Stubble can be a bitch too, so having a shaven haven or going au naturel might help avoid friction rash.
Oh and you might want to think about lube. Do you want a slippy sloppy session, or a ride with a little more friction? We highly recommend coconut oil if you’re not using any latex, silicone toys, dental dams or condoms (as oil-based products and lubes react badly with latex and silicone.) But if you are, a water-based lube would do the job just fine.
Getting into position
When it comes to getting into position, first you have to consider your body types, and everyone’s vulvas are in slightly different places. As we explain in our 'How to Scissor' YouTube tutorial, if your vulva is higher up on your pelvis, then a ‘sitting up scissor’ is more pleasurable. However, if your vulva is lower down, then the more classic ‘laying down opposite each other’ will make your fireworks fly.
Make sure you get comfy before you get jiggy! A bed or a soft carpet is always best, as it won't cause you any friction burn.
Once you’re finished with your warm up, get into a position where your genitals are touching.
Sit opposite each other
The act of scissoring is most often performed by sitting opposite one another, and interlacing your legs (one of your thighs will be below their thigh, and your other thigh above theirs). Once you're in position, you'll need to get so close your genitals are touching in a way that excites and stimulates the senses.

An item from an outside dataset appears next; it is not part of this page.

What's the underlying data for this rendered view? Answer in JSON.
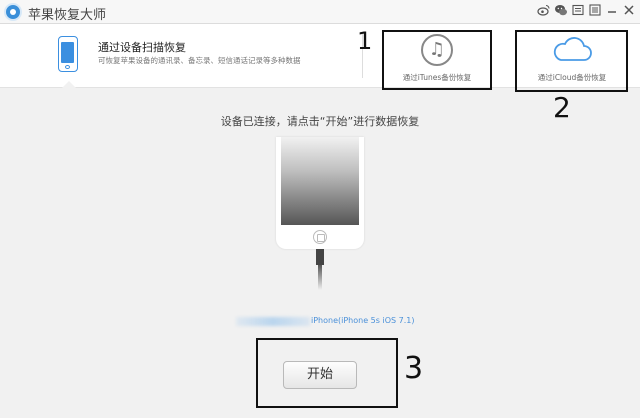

Either raise or lower your body to find what feels pleasurable, and is most comfortable for you and your partner. For vulva-on-vulva sex, it shouldn't have to be like you're both trying to find a clit in a haystack—your entire vulvas can be massaged together to create all kinds of enjoyable sensations.
Lying on your side
You can also have one partner lying on their side with one thigh held up, while the other straddles across their resting leg. As long as your legs are interlaced, this is still considered scissoring. You're not going to get it perfect the first time, especially with a new person. This is very much a "suck it and see" position—so move about a bit, try out different variations and see what works.
Using a strap-on
If you're wanting to use a strap-on in the scissoring position (whether penetrating the vagina or anus), just make sure the angle isn't strenuous and causing your partner any discomfort. And, do not be afraid to communicate if something doesn't feel right.

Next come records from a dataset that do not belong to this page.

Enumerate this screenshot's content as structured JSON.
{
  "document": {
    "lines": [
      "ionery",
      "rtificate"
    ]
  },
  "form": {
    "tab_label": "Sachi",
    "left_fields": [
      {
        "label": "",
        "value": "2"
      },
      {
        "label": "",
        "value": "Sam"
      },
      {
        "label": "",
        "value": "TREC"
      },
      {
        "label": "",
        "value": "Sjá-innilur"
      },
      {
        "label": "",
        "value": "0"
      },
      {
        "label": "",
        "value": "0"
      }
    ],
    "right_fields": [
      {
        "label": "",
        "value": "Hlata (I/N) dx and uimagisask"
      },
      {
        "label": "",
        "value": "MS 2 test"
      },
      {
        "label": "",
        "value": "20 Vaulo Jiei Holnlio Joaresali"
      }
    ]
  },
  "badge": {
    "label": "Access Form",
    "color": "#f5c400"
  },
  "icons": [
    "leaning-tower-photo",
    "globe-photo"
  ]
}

Ultimately it’s all about trying out different angles until you find what is right for you both.
Things to remember
Your sexual organs are delicate, so be gentle with your genitals. And make sure you find a speed and pressure that’s right for both partners.
Don’t feel like you need to reach your climax either. Scissoring can be enjoyable without an orgasm, and the pressure of getting the big payoff can be way too much for many people. So, try not to overthink things, just enjoy the way it feels! An orgasm shouldn’t have to be the end goal of every sexual experience.
Not to go mother-mode on you, but we just want to point out that you can still get STIs from scissoring. You’re mingling all your genital fluids, and have sexual and genital-to-genital contact, so they can be transmitted. Luckily, dental dams exist and are great for protection. But we recommend getting your sexual health tests done with your partner before engaging in sex (and regularly afterwards), so you don’t have anything to worry about.
Using sex toys
Doing the old ‘split in two’ doesn’t mean you can’t incorporate toys into the mix. We live by sex toys as they add a completely new orgasmic dimension to our play. If toys are your thing, then why not add a double-ended dildo for that deep penetration? You can also place a bullet vibrator, or high powered wand vibrator, between your legs if you think it’ll add to your pleasure.
At the end of the day, scissoring isn’t for everyone and if it doesn’t feel pleasurable for you, that’s okay! Don’t be afraid to be vocal about what you do and don’t like, and of course, it’s important to listen to what your partner wants too.